Wahrenbrück. Der Wahrenbrücker Pfarrer Michael Seifert weiß: "In den zurückliegenden Jahren hat sich die Situation auf den Friedhöfen wesentlich verändert. War lange Zeit die ,Familiengrabstelle' üblich, finden heute die Gemeinschaftsgrabanlagen immer mehr Zuspruch. red/sk

Das hat Auswirkungen auf die Bewirtschaftung und Gestaltung der Friedhöfe." Mehrfach schon habe man die Entwicklung bei Fachtagungen der Landeskirche thematisiert. Dabei habe die Kirchengemeinde auch Kontakte zur Hochschule in Bernburg knüpfen können.
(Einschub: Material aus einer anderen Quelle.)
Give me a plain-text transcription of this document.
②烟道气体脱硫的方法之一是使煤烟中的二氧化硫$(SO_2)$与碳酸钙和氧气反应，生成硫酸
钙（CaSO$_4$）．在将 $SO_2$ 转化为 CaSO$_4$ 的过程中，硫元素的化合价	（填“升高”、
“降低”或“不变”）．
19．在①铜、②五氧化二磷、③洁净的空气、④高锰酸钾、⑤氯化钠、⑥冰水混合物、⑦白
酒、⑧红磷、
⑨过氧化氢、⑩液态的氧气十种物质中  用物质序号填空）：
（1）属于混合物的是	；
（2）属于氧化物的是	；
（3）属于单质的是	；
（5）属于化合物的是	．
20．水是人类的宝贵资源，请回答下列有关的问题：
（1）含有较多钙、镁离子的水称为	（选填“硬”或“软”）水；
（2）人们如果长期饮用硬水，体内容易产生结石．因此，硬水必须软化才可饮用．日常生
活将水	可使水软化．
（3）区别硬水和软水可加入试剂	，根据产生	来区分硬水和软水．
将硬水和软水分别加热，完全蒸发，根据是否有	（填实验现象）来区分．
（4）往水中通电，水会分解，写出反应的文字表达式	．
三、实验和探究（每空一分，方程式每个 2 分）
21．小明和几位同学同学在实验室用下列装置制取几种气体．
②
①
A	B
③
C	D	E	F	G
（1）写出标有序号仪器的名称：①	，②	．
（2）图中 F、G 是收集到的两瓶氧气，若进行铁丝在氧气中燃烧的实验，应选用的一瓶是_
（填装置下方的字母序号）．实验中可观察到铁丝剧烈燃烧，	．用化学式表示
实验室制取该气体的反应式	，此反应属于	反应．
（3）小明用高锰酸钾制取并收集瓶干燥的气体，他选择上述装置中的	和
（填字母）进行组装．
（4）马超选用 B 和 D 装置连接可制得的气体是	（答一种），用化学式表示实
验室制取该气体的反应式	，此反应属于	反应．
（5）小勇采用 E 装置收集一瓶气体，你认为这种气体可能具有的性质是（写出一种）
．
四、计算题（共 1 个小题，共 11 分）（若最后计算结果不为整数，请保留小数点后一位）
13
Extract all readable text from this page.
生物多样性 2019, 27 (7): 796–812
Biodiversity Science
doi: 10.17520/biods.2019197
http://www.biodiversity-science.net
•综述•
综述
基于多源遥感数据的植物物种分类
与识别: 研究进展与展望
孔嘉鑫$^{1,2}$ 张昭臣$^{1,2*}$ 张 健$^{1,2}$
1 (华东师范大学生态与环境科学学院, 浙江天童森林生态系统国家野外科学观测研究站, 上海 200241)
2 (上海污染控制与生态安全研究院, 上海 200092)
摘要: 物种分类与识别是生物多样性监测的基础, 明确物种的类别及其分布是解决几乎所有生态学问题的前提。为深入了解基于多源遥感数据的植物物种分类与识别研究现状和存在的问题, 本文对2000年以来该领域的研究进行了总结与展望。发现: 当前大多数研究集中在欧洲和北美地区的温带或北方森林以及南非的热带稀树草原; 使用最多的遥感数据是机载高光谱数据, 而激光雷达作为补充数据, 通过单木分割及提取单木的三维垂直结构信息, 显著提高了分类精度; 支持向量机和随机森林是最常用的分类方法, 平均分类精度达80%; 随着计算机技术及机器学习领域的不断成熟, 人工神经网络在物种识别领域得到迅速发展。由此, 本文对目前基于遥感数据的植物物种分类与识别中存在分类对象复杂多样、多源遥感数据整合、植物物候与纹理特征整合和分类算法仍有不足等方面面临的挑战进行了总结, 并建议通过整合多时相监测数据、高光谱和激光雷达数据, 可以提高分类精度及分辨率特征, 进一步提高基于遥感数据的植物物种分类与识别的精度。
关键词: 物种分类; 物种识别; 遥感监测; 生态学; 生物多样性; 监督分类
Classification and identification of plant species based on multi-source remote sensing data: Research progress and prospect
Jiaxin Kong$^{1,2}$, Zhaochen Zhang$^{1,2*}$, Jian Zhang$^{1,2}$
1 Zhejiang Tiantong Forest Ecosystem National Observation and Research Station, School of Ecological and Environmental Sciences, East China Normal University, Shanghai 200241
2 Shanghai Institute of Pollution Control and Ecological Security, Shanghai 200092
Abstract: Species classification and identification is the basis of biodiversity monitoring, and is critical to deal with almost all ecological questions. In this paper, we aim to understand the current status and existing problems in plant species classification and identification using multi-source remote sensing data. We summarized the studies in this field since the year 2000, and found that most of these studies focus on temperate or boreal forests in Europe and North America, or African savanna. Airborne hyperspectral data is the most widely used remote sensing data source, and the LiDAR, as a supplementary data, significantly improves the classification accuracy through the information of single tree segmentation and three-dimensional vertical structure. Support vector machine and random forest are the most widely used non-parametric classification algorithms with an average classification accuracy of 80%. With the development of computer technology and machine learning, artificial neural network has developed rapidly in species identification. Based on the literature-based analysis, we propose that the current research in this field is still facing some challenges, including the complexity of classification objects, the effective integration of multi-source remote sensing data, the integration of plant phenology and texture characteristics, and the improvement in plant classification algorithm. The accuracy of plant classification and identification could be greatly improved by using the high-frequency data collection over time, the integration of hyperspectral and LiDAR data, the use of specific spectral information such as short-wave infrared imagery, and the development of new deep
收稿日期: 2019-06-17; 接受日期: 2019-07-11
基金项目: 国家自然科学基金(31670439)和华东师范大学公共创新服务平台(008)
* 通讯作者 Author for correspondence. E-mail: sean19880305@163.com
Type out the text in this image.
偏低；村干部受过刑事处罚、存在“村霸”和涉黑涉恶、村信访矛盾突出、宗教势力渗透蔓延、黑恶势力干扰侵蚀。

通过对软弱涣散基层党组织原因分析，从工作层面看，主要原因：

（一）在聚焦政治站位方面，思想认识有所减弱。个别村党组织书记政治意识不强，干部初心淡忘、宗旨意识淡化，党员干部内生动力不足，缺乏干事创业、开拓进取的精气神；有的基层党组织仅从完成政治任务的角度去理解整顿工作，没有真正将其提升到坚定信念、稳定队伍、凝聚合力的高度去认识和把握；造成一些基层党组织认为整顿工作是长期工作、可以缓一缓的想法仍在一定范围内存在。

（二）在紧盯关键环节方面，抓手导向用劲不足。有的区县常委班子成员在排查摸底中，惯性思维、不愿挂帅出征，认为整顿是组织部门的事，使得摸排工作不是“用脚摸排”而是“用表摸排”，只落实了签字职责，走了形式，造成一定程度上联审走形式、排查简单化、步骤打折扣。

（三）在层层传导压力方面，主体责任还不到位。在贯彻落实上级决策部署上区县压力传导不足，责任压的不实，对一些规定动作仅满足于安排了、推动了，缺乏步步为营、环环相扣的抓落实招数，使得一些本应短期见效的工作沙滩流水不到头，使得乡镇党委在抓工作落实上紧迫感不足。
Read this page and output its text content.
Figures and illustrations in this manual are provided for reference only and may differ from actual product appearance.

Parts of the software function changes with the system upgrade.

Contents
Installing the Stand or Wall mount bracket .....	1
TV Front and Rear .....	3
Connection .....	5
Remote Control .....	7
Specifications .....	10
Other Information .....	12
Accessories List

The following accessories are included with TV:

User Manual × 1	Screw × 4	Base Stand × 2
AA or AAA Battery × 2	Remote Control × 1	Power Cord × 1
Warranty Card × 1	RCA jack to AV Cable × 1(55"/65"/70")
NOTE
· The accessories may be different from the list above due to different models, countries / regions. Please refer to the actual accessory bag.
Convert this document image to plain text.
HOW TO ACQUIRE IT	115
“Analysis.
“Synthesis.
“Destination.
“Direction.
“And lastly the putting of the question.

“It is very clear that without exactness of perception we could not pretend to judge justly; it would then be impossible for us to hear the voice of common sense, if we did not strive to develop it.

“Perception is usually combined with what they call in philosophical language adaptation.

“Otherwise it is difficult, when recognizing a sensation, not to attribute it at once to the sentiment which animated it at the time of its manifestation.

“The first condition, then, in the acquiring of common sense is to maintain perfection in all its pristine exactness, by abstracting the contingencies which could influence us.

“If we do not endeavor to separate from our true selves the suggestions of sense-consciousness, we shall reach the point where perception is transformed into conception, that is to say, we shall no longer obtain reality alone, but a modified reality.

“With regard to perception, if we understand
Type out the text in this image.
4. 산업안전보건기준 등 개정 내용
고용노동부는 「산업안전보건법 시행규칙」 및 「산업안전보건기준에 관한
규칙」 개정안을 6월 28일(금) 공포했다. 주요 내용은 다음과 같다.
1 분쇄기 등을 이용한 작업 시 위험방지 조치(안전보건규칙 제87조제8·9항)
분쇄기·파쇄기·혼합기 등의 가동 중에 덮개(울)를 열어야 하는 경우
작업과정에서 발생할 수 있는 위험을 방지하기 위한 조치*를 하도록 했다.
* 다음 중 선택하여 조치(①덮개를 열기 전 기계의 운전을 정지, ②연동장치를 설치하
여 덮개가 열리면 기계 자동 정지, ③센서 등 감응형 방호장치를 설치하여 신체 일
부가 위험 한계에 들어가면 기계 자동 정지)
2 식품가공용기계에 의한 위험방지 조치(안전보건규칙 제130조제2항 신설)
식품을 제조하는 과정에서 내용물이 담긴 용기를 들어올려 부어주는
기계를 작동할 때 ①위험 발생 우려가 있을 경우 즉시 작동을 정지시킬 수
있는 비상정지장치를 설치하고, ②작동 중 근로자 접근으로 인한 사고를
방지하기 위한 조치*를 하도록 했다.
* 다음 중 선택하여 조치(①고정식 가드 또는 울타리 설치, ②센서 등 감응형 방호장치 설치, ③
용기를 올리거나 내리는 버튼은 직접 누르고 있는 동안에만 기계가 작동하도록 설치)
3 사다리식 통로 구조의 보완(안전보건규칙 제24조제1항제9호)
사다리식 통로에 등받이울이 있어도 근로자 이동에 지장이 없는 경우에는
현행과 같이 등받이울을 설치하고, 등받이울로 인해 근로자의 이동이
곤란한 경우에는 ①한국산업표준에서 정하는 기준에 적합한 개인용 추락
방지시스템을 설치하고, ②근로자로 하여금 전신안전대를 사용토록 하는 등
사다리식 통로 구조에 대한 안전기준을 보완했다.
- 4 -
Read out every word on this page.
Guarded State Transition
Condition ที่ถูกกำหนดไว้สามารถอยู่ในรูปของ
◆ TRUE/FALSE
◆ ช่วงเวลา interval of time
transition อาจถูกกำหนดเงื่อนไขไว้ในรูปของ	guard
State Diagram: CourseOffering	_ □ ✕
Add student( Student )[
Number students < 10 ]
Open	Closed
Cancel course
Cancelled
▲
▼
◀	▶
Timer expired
Herausgekommen ist eine sehr intensive Zusammenarbeit. Seifert dazu: "In den zurückliegenden Monaten haben sich Julia Hanuschke und Tina Stenschke, Studentinnen im Bereich Landschaftsarchitektur und Umweltplanung an der Hochschule in Bernburg, mit dem Friedhof der Gemeinde Wahrenbrück befasst. Bestände wurden erfasst, Karten erstellt und Vorentwürfe erarbeitet, wie der Friedhof gestaltet werden könnte, zum Beispiel hinsichtlich Bepflanzung, Wegegestaltung und mögliche Gestaltung für Gräberfelder/Urnenanlage. Dazu gab es Gespräche mit dem Gemeindekirchenrat und der unteren Denkmalschutzbehörde. Durch eine Umfrage war auch die gesamte Gemeinde in diesen Prozess mit einbezogen."

Nun soll das Ergebnis der Arbeit in einer Abschlusspräsentation vorgestellt werden. Diese beginnt am Freitag um 15 Uhr in der Kirche in Wahrenbrück. Jeder Interessierte ist eingeladen.